Full chain logging, including intermediate model calls generated by the agent, not just the initial user request
Policy enforcement on every request in the chain, so sensitive data is blocked at any step, not just the first one
Tool call visibility where the agent sends tool results back to the model as context, those results are captured
Framework independence, because the proxy works at the network level, it captures LangChain agents, Claude Code, Codex CLI, custom Python pipelines, and any other framework that calls an LLM API

The result is a complete audit trail that can reconstruct the agent's operation step by step, which is what Art. 26 compliance genuinely requires.

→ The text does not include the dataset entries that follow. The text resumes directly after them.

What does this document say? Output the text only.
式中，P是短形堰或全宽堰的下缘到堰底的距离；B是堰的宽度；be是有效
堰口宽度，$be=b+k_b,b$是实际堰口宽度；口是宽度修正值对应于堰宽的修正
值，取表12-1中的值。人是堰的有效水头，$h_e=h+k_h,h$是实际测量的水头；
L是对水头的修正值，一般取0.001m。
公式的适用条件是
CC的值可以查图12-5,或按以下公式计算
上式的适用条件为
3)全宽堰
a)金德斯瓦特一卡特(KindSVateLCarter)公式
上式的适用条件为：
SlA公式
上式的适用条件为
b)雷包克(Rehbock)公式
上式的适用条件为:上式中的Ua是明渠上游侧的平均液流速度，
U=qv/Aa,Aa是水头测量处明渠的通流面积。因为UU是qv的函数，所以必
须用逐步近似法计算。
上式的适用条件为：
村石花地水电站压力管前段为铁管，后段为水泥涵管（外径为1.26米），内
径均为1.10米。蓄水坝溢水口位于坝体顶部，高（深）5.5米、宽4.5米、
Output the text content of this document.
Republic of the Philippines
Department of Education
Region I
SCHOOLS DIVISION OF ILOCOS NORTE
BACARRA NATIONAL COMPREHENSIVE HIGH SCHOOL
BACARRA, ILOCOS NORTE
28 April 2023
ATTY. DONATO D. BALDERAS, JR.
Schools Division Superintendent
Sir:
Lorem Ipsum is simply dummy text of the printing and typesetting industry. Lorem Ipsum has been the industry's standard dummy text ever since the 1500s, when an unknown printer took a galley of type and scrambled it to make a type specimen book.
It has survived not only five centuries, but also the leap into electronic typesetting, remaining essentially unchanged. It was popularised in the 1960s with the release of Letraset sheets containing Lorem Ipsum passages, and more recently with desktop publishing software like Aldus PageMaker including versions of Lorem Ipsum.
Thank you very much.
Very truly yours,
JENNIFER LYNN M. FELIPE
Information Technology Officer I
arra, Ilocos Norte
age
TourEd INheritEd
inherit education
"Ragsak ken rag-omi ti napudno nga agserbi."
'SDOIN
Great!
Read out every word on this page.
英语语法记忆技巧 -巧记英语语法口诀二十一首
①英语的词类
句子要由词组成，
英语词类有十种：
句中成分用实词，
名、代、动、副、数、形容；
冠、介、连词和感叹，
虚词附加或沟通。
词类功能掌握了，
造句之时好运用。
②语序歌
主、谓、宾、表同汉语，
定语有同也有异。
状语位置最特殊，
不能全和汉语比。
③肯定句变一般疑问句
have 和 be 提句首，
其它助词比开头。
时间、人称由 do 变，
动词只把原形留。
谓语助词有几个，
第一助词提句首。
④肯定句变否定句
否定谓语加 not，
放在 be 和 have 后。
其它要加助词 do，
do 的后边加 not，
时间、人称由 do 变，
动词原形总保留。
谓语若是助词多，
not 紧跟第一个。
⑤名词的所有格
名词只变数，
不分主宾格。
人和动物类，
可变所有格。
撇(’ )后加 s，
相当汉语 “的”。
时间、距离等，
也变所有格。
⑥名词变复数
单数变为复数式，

What good agentic logging looks like

For each agent run, a compliant log should be able to answer:

What was the initial instruction or trigger?
What model calls were made, in what sequence, with what content?
What external data was retrieved and included as context?
Were any policy violations detected, and what action was taken?
What was the final output, and where did it go?
Which user or system account initiated the run?

If your current logging cannot answer these questions for every agent execution, your compliance posture for agentic AI has significant gaps.

Starting points for teams deploying agents today

Inventory your agent deployments. Include internal tools, developer environments like Claude Code or Codex CLI, and any third-party integrations that use LLM APIs autonomously.
Map the data flows. For each agent, identify what data sources it can access and what external systems it can write to.
Implement proxy-level logging so that every API call in the chain is captured, not just user-initiated requests.
Apply policy enforcement at every step, not just at the entry point. An agent can introduce sensitive data mid-chain that was not present in the original instruction.
Review your DPIA to address agentic AI specifically. If it only covers chatbot use cases, it does not cover your current risk surface.

Disclaimer: This article is for informational purposes and does not constitute legal advice. EU AI Act risk classification and obligations depend on specific system characteristics and use context. Consult qualified legal counsel for guidance specific to your organisation.